Amos (like Streisand unlike Ronstadt) forgoes any attempt at trying to sound like a classically trained singer which, juxtaposed with the (mostly) “classical” style writing, adds an intriguing complexity to Hunters. With a chamber orchestra of strings, woodwinds, percussion and brass, Amos and her Bosendorfer wander through the sometimes artfully pretentious story she’s set to this music with far more finesse and assurance than most classical artists do when “slumming” it in the world of pop. The opening of the work, “Shattering Sea” (based on an Alkan prelude) invokes Prokofiev and Bartok as the piano duels violently with the orchestra. This combination aids in making Amos remarkably fresh sounding voice (at 48) sound at once both womanly yet perpetually waifish.

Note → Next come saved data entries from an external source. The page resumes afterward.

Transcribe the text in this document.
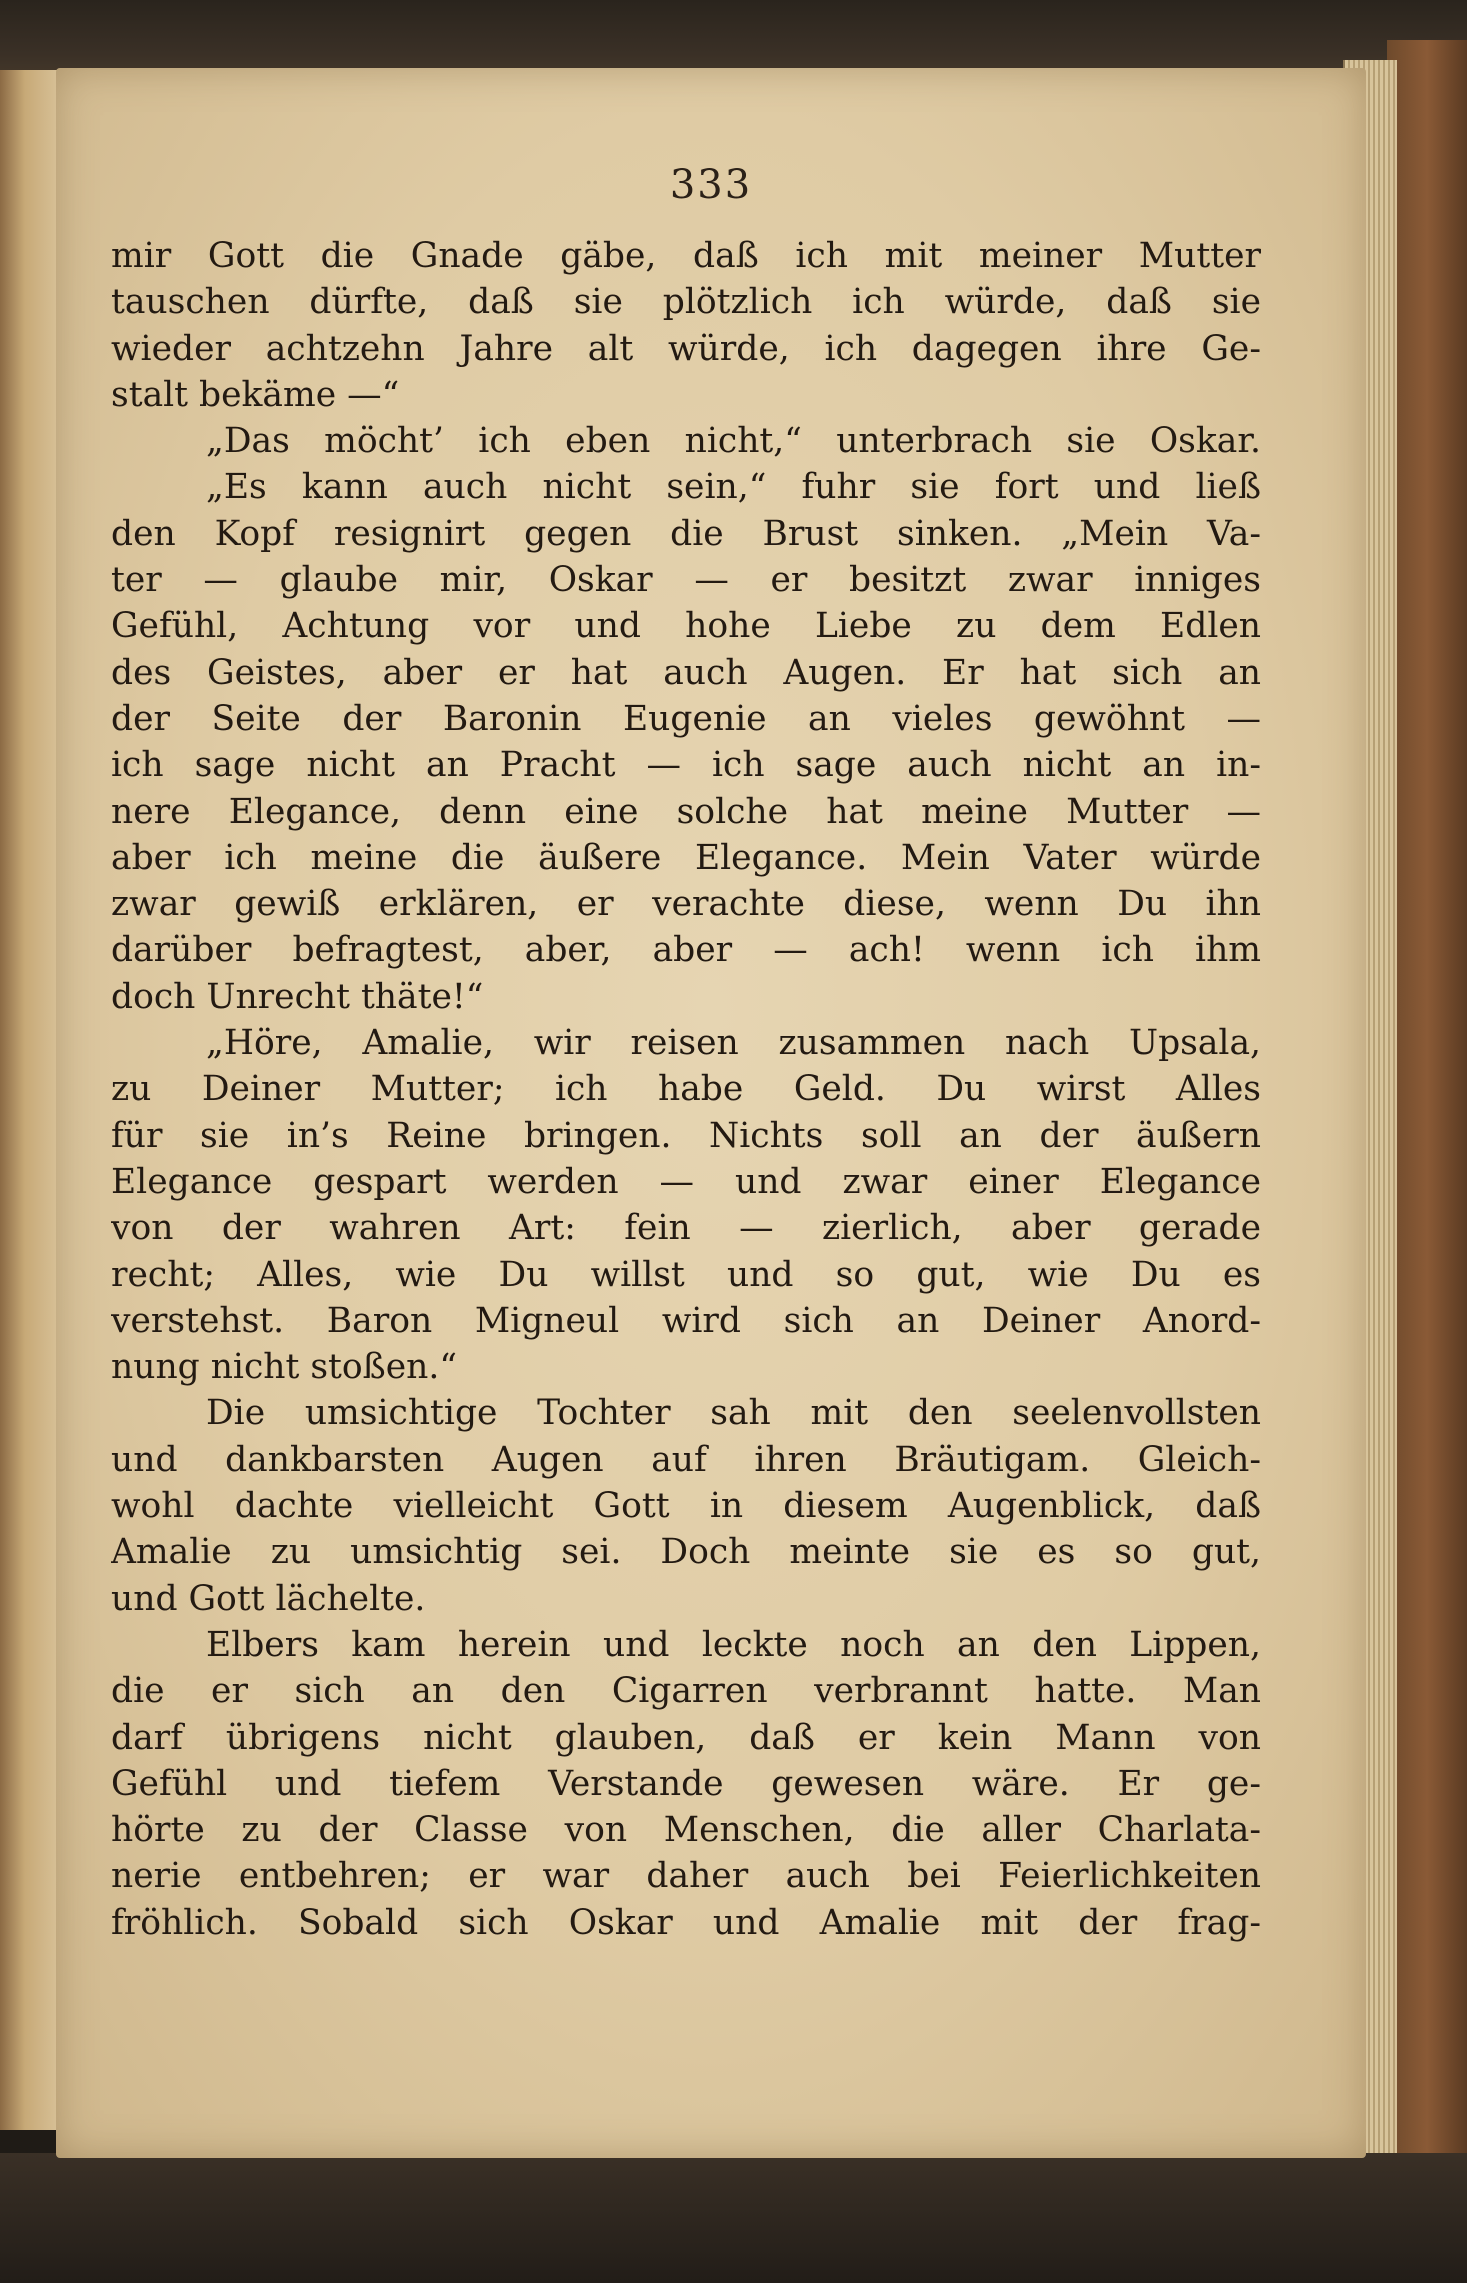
333
mir Gott die Gnade gäbe, daß ich mit meiner Mutter
tauschen dürfte, daß sie plötzlich ich würde, daß sie
wieder achtzehn Jahre alt würde, ich dagegen ihre Ge-
stalt bekäme —“
„Das möcht’ ich eben nicht,“ unterbrach sie Oskar.
„Es kann auch nicht sein,“ fuhr sie fort und ließ
den Kopf resignirt gegen die Brust sinken. „Mein Va-
ter — glaube mir, Oskar — er besitzt zwar inniges
Gefühl, Achtung vor und hohe Liebe zu dem Edlen
des Geistes, aber er hat auch Augen. Er hat sich an
der Seite der Baronin Eugenie an vieles gewöhnt —
ich sage nicht an Pracht — ich sage auch nicht an in-
nere Elegance, denn eine solche hat meine Mutter —
aber ich meine die äußere Elegance. Mein Vater würde
zwar gewiß erklären, er verachte diese, wenn Du ihn
darüber befragtest, aber, aber — ach! wenn ich ihm
doch Unrecht thäte!“
„Höre, Amalie, wir reisen zusammen nach Upsala,
zu Deiner Mutter; ich habe Geld. Du wirst Alles
für sie in’s Reine bringen. Nichts soll an der äußern
Elegance gespart werden — und zwar einer Elegance
von der wahren Art: fein — zierlich, aber gerade
recht; Alles, wie Du willst und so gut, wie Du es
verstehst. Baron Migneul wird sich an Deiner Anord-
nung nicht stoßen.“
Die umsichtige Tochter sah mit den seelenvollsten
und dankbarsten Augen auf ihren Bräutigam. Gleich-
wohl dachte vielleicht Gott in diesem Augenblick, daß
Amalie zu umsichtig sei. Doch meinte sie es so gut,
und Gott lächelte.
Elbers kam herein und leckte noch an den Lippen,
die er sich an den Cigarren verbrannt hatte. Man
darf übrigens nicht glauben, daß er kein Mann von
Gefühl und tiefem Verstande gewesen wäre. Er ge-
hörte zu der Classe von Menschen, die aller Charlata-
nerie entbehren; er war daher auch bei Feierlichkeiten
fröhlich. Sobald sich Oskar und Amalie mit der frag-
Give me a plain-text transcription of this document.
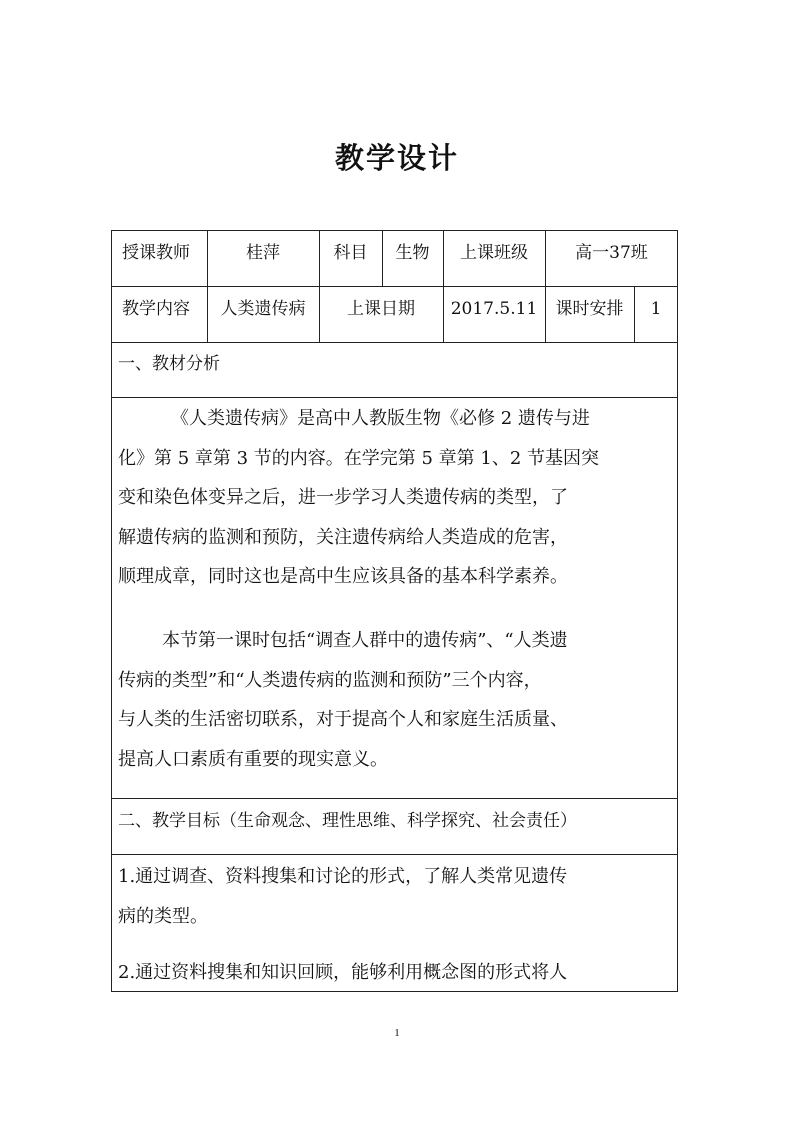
教学设计
授课教师	桂萍	科目	生物	上课班级	高一37班
教学内容	人类遗传病	上课日期	2017.5.11	课时安排	1
一、教材分析

《人类遗传病》是高中人教版生物《必修 2 遗传与进

化》第 5 章第 3 节的内容。在学完第 5 章第 1、2 节基因突

变和染色体变异之后，进一步学习人类遗传病的类型，了

解遗传病的监测和预防，关注遗传病给人类造成的危害，

顺理成章，同时这也是高中生应该具备的基本科学素养。

本节第一课时包括“调查人群中的遗传病”、“人类遗

传病的类型”和“人类遗传病的监测和预防”三个内容，

与人类的生活密切联系，对于提高个人和家庭生活质量、

提高人口素质有重要的现实意义。

二、教学目标（生命观念、理性思维、科学探究、社会责任）

1.通过调查、资料搜集和讨论的形式，了解人类常见遗传

病的类型。

2.通过资料搜集和知识回顾，能够利用概念图的形式将人

1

Taking place during the course of a single night Hunters bears a slight resemblance to Arnold Schoenberg’s Ewartung – thematically if not musically, though Amos’ text is a bit less obtuse though no less “arty” than the Schoenberg.

Natashya Hawley, Amos’s 11 year old daughter, does nice work on four of the numbers holding her own and every inch in sound at least, very much Mama’s girl.

Some of Amos’ strongest fans have been the most critical of this, but so far, critical reviews have been more than favorable. Not going unnoticed is a certain theatricality in all of this, which bodes well since Amos is in the midst of finishing her first musical theatre piece, “The Light Princess” (based on a 19th century folk tale about a flying princess) which is set to open in London early next year. Should be interesting!